I've uploaded a draft syllabus for my ethics in science class (PHIL 450) for Spring 2009 for those interested students. It's just a draft: more readings will be added as we go along. I'm going to try out a new aspect of the course by increasing my blogging responsibilities with a course blog. Luckily I'll have some "co-bloggers" (those enrolled in the course).

Ethics in Science 2009 Syllabus

Saturday, December 20, 2008

Snowy Moscow

It's been fun in the snow for Belly as she turned a year old. And yes, she's wearing pink, fleece dog-booties — otherwise she ended up with snowballs on her feet. Now hopefully the snow will calm down in the gorge long enough for us to drive to Portland (and then to New York for New Year).

Monday, December 15, 2008

Philosophy of Biology in Spring 2009

A few students have asked about my Philosophy of Biology course (PHIL 417/517, W 3:30–5:50, Spring 2009). Here's a near-final draft of the syllabus that will answer questions about the requirements and topics. Let me point out a few things for interested parties: First, the course will not be a survey. I've decided to alternate between offering more survey-style courses on the philosophy of biology (really surveys of a limited terrain within the phil bio world) and more focused, topic-based courses — the latter will be in odd years; the former in even years. In this case (an odd year par excellence), the topics we'll be dealing with will cluster around questions about biological taxonomy, biological laws, and reductionism — coincidentally all questions that I am actively working on. Thus, the course will feature a healthy dose of my articles, for better or worse. If you're inclined to think worse (my mother chided me about doing this before --- one of her professors in college apparently did something similar, to ill effect), then you should perhaps wait a year to take the course when I'll be much diluted.
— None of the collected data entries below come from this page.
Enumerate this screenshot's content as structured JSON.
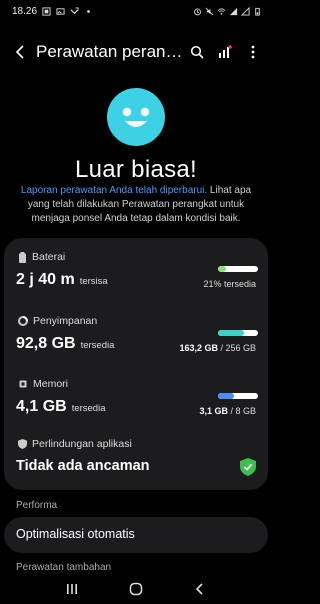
{
  "status_bar": {
    "time": "18.26"
  },
  "app_bar": {
    "title": "Perawatan perangkat"
  },
  "hero": {
    "title": "Luar biasa!",
    "link_text": "Laporan perawatan Anda telah diperbarui.",
    "desc_text": " Lihat apa yang telah dilakukan Perawatan perangkat untuk menjaga ponsel Anda tetap dalam kondisi baik."
  },
  "battery": {
    "label": "Baterai",
    "value": "2 j 40 m",
    "suffix": "tersisa",
    "right": "21% tersedia",
    "level": 0.21,
    "color": "#8ee07a"
  },
  "storage": {
    "label": "Penyimpanan",
    "value": "92,8 GB",
    "suffix": "tersedia",
    "used": "163,2 GB",
    "total": " / 256 GB",
    "level": 0.64,
    "color": "#3cd1c4"
  },
  "memory": {
    "label": "Memori",
    "value": "4,1 GB",
    "suffix": "tersedia",
    "used": "3,1 GB",
    "total": " / 8 GB",
    "level": 0.39,
    "color": "#4a8cf0"
  },
  "protection": {
    "label": "Perlindungan aplikasi",
    "value": "Tidak ada ancaman",
    "color": "#3cbf4f"
  },
  "performance": {
    "section": "Performa",
    "item": "Optimalisasi otomatis"
  },
  "extra": {
    "section": "Perawatan tambahan"
  }
}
If you like the idea of talking about and influencing research that is currently going on, then you should enjoy the course.
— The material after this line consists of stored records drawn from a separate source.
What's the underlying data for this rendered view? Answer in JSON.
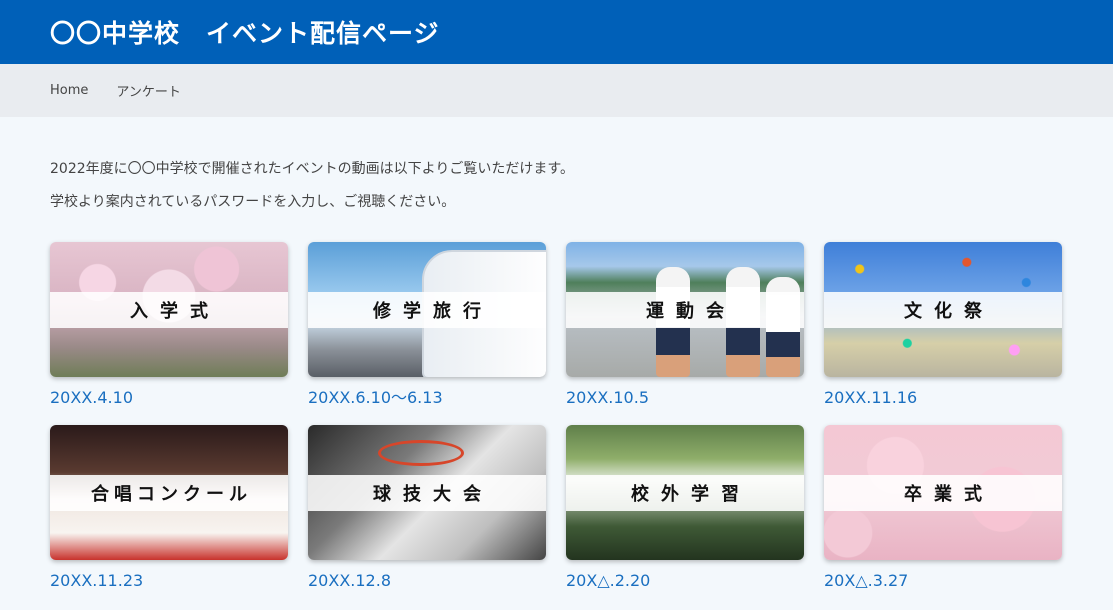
{
  "header": {
    "title": "〇〇中学校　イベント配信ページ"
  },
  "nav": {
    "items": [
      "Home",
      "アンケート"
    ]
  },
  "intro": {
    "line1": "2022年度に〇〇中学校で開催されたイベントの動画は以下よりご覧いただけます。",
    "line2": "学校より案内されているパスワードを入力し、ご視聴ください。"
  },
  "events": [
    {
      "title": "入学式",
      "date": "20XX.4.10",
      "image": "cherry-blossom-image"
    },
    {
      "title": "修学旅行",
      "date": "20XX.6.10〜6.13",
      "image": "bus-image"
    },
    {
      "title": "運動会",
      "date": "20XX.10.5",
      "image": "runners-image"
    },
    {
      "title": "文化祭",
      "date": "20XX.11.16",
      "image": "confetti-image"
    },
    {
      "title": "合唱コンクール",
      "date": "20XX.11.23",
      "image": "sheet-music-image"
    },
    {
      "title": "球技大会",
      "date": "20XX.12.8",
      "image": "basketball-hoop-image"
    },
    {
      "title": "校外学習",
      "date": "20X△.2.20",
      "image": "forest-image"
    },
    {
      "title": "卒業式",
      "date": "20X△.3.27",
      "image": "cherry-blossom-image"
    }
  ]
}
Second, as the course will be taught as an advanced philosophy course (an undergrad-grad "slash" course), it is highly advisable that you have a bit of philosophy and biology under your belt (students interested in completing the Bioethics Minor should not start with this course!). If you feel especially nervous about your knowledge of evolutionary biology, I can recommend these two classic texts: Ridley's or Futuyma's. In fact, 3 credits of philosophy and 3 credits of biology are prerequisites for being in the class. Apparently, though the registrar will allow you to register for PHIL 417 without either or both (something about not being able to automatically handle non-specific prereqs). That doesn't detract from the fact that they are prerequisites still: if you do not meet them, then you need my permission to take the course.
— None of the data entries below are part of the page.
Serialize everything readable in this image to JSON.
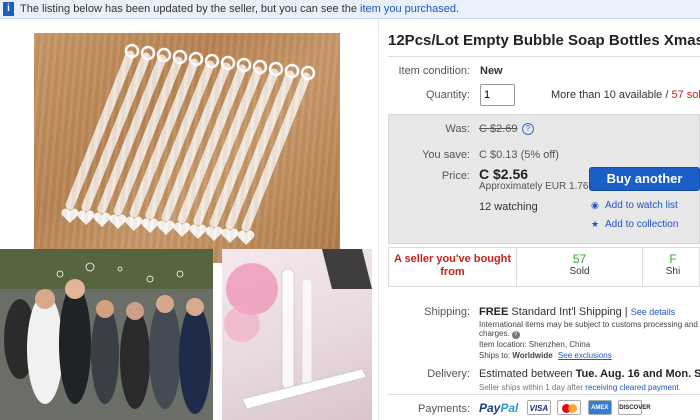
{
  "notice": {
    "text": "The listing below has been updated by the seller, but you can see the",
    "link": "item you purchased",
    "suffix": "."
  },
  "listing": {
    "title": "12Pcs/Lot Empty Bubble Soap Bottles Xmas We",
    "condition_label": "Item condition:",
    "condition_value": "New",
    "quantity_label": "Quantity:",
    "quantity_value": "1",
    "available_text": "More than 10 available /",
    "sold_text": "57 sold"
  },
  "pricing": {
    "was_label": "Was:",
    "was_value": "C $2.69",
    "save_label": "You save:",
    "save_value": "C $0.13 (5% off)",
    "price_label": "Price:",
    "price_value": "C $2.56",
    "approx_value": "Approximately EUR 1.76",
    "watching": "12 watching",
    "buy_label": "Buy another",
    "watch_label": "Add to watch list",
    "collection_label": "Add to collection"
  },
  "seller": {
    "note_line1": "A seller you've bought",
    "note_line2": "from",
    "stat1_value": "57",
    "stat1_label": "Sold",
    "stat2_value": "F",
    "stat2_label": "Shi"
  },
  "shipping": {
    "label": "Shipping:",
    "free": "FREE",
    "method": "Standard Int'l Shipping |",
    "details_link": "See details",
    "note_line1": "International items may be subject to customs processing and",
    "note_line2": "charges.",
    "location": "Item location:  Shenzhen, China",
    "ships_to_prefix": "Ships to:",
    "ships_to_value": "Worldwide",
    "exclusions_link": "See exclusions"
  },
  "delivery": {
    "label": "Delivery:",
    "prefix": "Estimated between",
    "dates": "Tue. Aug. 16 and Mon. Sep.",
    "note_prefix": "Seller ships within 1 day after",
    "note_link": "receiving cleared payment",
    "note_suffix": "."
  },
  "payments": {
    "label": "Payments:",
    "paypal_p1": "Pay",
    "paypal_p2": "Pal",
    "visa": "VISA",
    "amex": "AMEX",
    "discover": "DISCOVER"
  },
  "colors": {
    "accent": "#1a5fc7",
    "link": "#1c55c8",
    "sold_red": "#c5231e",
    "stat_green": "#34a53a"
  }
}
I'll soon post the course website here. In the meantime, you wish to take a look at the course books as you course-shop, I've ordered Elliott Sober's excellent anthology Conceptual Issues in Evolutionary Biology (3rd Edition, MIT 2006) and Lewontin's little book The Triple Helix. I also asked the UI Bookstore to order a few copies of Sterelny and Griffith's excellent and nicely named introductory text in Phil Bio as an optional text. Please feel free to get in touch if you have any questions about the course or need to chat about your preparation for it in order to take it.

Phil Bio 2009 Syllabus

Monday, December 8, 2008

Laws in Lonely Worlds

Chris Haufe and I were just informed of the acceptance of a paper we've been tinkering with for a while, "Where No Mind Has Gone Before: Exploring Laws in Distant and Lonely Worlds", in the International Studies in the Philosophy of Science. The two referees offered us some quite helpful comments, but of course the most comment to deal with (even when offered in a friendly way) is: "Say more about this. . . . (the final section)". Hmmm. . . . yes. . . . I see your point. Hopefully we'll be able to add something without doubling the length of the paper. We'll see! Is there no room for tentative speculation to close philosophy papers anymore?!